POPULATION DYNAMICS AND CONSERVATION OF A SPECIALIZED PREDATOR: A CASE STUDY OF MACULINEA ARION

Abstract

We employ an empirically motivated “case model” approach to investigate the theoretical foundations for the conservation of the endangered butterfly Maculinea arion. Maculinea butterflies have highly specialized larvae that sequentially exploit a plant and an ant species. Our study establishes that M. arion's specialized life cycle, including scramble competition for limiting resources, and the spatially discrete nature of its resources, make it more sensitive to environmental variation and more prone to local extinction than other univoltine phytophagous species.
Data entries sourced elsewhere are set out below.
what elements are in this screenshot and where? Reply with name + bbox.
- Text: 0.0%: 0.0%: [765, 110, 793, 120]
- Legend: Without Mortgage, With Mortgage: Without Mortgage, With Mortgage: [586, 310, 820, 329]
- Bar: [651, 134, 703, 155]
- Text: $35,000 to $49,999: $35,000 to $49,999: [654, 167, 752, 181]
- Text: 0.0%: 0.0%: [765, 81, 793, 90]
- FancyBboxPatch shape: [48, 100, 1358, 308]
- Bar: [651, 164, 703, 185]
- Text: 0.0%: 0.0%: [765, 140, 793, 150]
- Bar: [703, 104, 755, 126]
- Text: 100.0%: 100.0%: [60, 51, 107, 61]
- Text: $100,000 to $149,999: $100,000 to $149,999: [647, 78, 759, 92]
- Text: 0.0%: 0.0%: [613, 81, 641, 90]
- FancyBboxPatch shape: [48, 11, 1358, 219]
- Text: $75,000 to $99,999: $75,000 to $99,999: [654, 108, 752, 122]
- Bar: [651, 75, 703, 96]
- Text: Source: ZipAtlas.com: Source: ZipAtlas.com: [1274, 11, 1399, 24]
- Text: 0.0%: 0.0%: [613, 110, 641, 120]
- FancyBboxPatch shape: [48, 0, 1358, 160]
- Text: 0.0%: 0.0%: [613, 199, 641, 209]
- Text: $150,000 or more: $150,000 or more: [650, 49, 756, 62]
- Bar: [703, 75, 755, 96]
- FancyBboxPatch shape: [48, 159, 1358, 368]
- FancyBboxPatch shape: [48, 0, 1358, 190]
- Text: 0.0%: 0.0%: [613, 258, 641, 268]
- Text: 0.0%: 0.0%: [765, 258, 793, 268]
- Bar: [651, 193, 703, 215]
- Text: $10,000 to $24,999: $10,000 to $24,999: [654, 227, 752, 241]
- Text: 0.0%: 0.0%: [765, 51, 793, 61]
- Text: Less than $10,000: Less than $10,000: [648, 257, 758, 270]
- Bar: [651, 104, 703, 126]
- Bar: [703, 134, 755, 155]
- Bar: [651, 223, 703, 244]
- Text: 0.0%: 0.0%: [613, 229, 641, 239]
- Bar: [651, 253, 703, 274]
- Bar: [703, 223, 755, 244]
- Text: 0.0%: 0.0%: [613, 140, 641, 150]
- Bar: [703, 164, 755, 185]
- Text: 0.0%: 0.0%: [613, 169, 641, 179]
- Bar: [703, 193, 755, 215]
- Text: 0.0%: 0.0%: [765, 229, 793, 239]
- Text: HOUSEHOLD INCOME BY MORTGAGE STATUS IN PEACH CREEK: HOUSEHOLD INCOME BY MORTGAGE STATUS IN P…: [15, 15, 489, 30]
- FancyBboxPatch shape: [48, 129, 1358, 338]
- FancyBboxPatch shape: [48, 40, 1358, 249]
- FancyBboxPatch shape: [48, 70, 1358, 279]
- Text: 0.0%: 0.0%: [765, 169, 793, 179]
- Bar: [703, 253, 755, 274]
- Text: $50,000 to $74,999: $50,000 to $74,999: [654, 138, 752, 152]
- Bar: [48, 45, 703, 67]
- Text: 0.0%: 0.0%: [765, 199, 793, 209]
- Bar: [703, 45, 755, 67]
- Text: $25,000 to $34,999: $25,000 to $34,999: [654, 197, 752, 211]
We find that the number and spatial distribution of the butterfly's resources are key factors in their population dynamics, especially for M. arion populations in habitats associated with high larval survival and high adult fecundity. Factors that increase juvenile competition have first a positive effect on adult population size, but beyond a threshold this effect becomes negative. In general, oscillatory dynamics emerge for high potential growth rates and spatially homogeneous juvenile competition. We discuss the relevance of our results to population management, investigate the consequences of environmental variation, and consider different scenarios of conservation. Our model, although based on the Maculinea genus, should apply to a broad range of species for which the form of competitive interactions changes predictably at distinct points in the life cycle. Complex life cycles can lead to negative feedbacks involving parameters that are usually thought to optimize population size. We suggest that conservation strategies are neither generalizable for the Maculinea genus nor for disparate populations of each species of Maculinea, and rather that management should be conducted on a case‐by‐case basis.